Uitspraak
RECHTBANK DEN HAAG
[minderjarige 2], en
[minderjarige 3],
Rechtbank Den Haag
In deze zaak heeft verzoekster, mede namens haar minderjarige kinderen, een aanvraag ingediend voor een verblijfsvergunning asiel voor bepaalde tijd. De minister van Asiel en Migratie heeft deze aanvraag op 25 april 2025 niet-ontvankelijk verklaard. Verzoekster heeft hiertegen beroep ingesteld en verzocht om een voorlopige voorziening. De voorzieningenrechter heeft het verzoek op 15 juli 2025 behandeld, waarbij de gemachtigde van verzoekster en de gemachtigde van de minister aanwezig waren, maar verzoekster zelf niet.
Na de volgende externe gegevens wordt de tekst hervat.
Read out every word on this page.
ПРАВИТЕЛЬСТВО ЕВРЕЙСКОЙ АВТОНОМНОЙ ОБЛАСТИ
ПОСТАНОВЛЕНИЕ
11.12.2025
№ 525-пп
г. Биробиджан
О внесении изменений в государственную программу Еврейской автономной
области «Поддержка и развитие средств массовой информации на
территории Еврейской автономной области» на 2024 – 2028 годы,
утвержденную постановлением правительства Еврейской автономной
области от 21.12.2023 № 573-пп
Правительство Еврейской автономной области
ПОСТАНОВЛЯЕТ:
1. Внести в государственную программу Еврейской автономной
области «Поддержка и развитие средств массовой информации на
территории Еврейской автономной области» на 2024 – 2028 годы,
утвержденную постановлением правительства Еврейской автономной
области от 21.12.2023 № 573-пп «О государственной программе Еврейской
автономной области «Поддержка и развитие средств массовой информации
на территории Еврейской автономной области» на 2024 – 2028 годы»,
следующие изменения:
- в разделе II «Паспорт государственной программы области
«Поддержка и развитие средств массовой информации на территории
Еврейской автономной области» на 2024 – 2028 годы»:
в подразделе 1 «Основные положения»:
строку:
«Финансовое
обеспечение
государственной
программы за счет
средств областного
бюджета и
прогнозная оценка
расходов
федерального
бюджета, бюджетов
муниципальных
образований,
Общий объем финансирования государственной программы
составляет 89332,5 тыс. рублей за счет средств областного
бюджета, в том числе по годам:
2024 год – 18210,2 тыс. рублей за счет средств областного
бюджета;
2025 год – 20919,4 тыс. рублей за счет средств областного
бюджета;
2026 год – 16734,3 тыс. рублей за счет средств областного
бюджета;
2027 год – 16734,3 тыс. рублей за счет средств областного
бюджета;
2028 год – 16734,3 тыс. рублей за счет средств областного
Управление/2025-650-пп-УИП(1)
De voorzieningenrechter heeft op dezelfde dag uitspraak gedaan in een gerelateerde zaak (NL25.19639) en geconcludeerd dat een voorlopige voorziening niet meer nodig is, omdat de rechtbank al uitspraak had gedaan op het beroep. Daarom heeft de voorzieningenrechter het verzoek om voorlopige voorziening afgewezen. Er is geen aanleiding voor een proceskostenveroordeling.
De uitspraak is gedaan door mr. E.E.M. van Abbe, voorzieningenrechter, en is op 21 juli 2025 in het openbaar uitgesproken. Tegen deze uitspraak staat geen hoger beroep of verzet open.